Caring at Christmas

23rd December 2019

 Gail St Juste-Alcide
Christmas is a time for celebration. However, it can also highlight feelings of sadness and loss. Our wonderful care team do their utmost to support Pensioners, whatever their needs, during the festive season. Senior Staff Nurse Gail St Juste-Alcide told us about Christmas on Campbell Ward, where Pensioners living with dementia are cared for.  

At this time of year, we decorate the ward – we have trees, tinsel and a crib. Pensioners work with members of staff to make decorations. This year, they’ve made stars to hang outside their rooms and colourful pompoms. Our artist in residence helped the Pensioners to make miniature canvases for the craft advent calendar in the Infirmary reception too. 

As Christmas approaches, Pru who plays piano for the Pensioners each Thursday starts to do seasonal songs and Colin Thackery sings with her. The team who work here love singing and dancing too and that makes the Pensioners smile! Familiar faces are very important when someone has dementia. We always have regular staff to look after the Pensioners, otherwise they can get fearful and think ‘this person doesn’t understand me’.

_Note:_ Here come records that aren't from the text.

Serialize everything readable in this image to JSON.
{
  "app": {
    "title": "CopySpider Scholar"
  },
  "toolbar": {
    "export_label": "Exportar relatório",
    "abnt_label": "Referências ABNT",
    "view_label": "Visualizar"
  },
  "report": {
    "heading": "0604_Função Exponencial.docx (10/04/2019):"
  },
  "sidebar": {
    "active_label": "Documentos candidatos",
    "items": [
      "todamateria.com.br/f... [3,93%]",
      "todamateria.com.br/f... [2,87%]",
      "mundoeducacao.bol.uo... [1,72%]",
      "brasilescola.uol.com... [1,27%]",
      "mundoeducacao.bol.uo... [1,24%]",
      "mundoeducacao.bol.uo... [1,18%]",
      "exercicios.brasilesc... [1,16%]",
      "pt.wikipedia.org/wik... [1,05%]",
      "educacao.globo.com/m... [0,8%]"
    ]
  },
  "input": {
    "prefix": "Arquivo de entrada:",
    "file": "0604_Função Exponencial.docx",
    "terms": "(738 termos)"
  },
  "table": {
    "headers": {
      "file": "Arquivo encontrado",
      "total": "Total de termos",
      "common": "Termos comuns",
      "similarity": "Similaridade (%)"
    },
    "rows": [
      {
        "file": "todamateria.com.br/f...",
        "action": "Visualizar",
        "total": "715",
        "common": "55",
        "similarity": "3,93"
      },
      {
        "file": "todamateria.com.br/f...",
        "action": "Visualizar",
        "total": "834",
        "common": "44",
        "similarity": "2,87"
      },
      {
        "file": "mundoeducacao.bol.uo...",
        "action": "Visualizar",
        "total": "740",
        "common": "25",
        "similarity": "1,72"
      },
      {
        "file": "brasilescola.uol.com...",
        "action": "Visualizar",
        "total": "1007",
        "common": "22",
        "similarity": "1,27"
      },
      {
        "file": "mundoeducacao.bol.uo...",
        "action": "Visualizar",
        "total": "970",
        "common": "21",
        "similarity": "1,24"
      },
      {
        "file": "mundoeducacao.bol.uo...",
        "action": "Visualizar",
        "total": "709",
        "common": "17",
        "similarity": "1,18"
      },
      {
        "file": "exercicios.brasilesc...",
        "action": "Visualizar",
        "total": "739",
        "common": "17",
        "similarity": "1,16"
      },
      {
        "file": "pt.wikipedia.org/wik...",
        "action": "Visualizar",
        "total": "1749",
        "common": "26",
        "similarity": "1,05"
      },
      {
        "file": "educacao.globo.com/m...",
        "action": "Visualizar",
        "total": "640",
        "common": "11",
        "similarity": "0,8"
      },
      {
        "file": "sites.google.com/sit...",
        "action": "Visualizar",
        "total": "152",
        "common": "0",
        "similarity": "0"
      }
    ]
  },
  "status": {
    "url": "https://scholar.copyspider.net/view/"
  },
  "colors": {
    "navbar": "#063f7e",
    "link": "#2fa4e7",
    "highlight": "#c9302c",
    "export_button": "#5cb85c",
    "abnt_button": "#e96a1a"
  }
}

Granting Pensioners’ Christmas wishes

Everybody in the ward has a Christmas wish list. If they can’t speak, or don’t have relatives to help, we’ll put our heads together and think what they’d like. Then we’ll buy each of them several presents and wrap them up. One Pensioner wanted a bottle of whisky last year! We’ll read out Christmas cards for them and help them to unwrap gifts. If they want to go to events – like Christmas Mass in the Wren Chapel – we’ll take them there, sit with them and take them back again. 

On Christmas Day, Pensioners wear Christmas hats and we wear Christmas jumpers – there are no uniforms and Campbell Ward has a family feel. Relatives will visit and we provide them with accommodation if needed. If a Pensioner doesn’t have family, we’re their family. As the main advocate for the Pensioners’ care, their Captain gets involved in our celebrations. The Matron comes to see the Pensioners and the Chaplain and Director come to all the wards and greets each Pensioner. Santa also comes to give out presents and we take photographs with the Pensioners’ consent. 

Respecting Pensioners choices  

On the big day we decorate the tables with tealights and crackers and sit with the Pensioners. The food is good – there’s turkey and Christmas puddings as well as other choices. If Pensioners can’t speak, we’ll go through the menu with them and they’ll nod or point – we know what they’re trying to tell us. Giving people a choice is important for wellbeing. In dementia care people get very unhappy if they think you’ve taken their rights and responsibilities away. You can see it and sense it. That’s why we also give them options when they’re getting dressed – we’ll ask “Would you like to wear this, or this? Do you prefer this colour or that one?” 

Christmas heightens everything. If you don’t know someone’s likes or dislikes they can get aggressive or depressed. We get to know their preferences. When they’re admitted, we find out as much information as possible on their history, so we can create a care plan. For example, they’ll be certain music they might like or dislike. Many of the Pensioners enjoy carols and love it when children come in to sing them.

Caring for the Pensioners who find Christmas difficult

If a Pensioner is getting end-of-life care, it’s a sad time for their family. Pensioners and their loved ones may reminisce about childhood or wartime Christmases. Those of us who work here remember Pensioners who are no longer here, or what they said before they had dementia. 

Some of our Pensioners struggle at this time of year. One Pensioner never liked Christmas, because his son died in an accident on that day. He would cry and refuse to eat or drink. We provided one-to-one, person-centred care for him – caring for him in his room, or in an area without decoration. We didn’t talk about Christmas to him, but would give him extra attention, so he didn’t feel left out.  Schools often come in at this time of year, but one of our Pensioners isn’t comfortable with children, so we’ll take her away for another activity at those times.

Sometimes the celebrations can become too much for a Pensioner. If that happens, we’ll take him or her to our quiet room. It’s dimly lit with different records to choose from. It has access to our balcony too, so we can wheel them outside too, which is calming.

Whatever a Pensioner’s needs are, we do our best to meet them. We try to make them happy at all times, Christmas or not.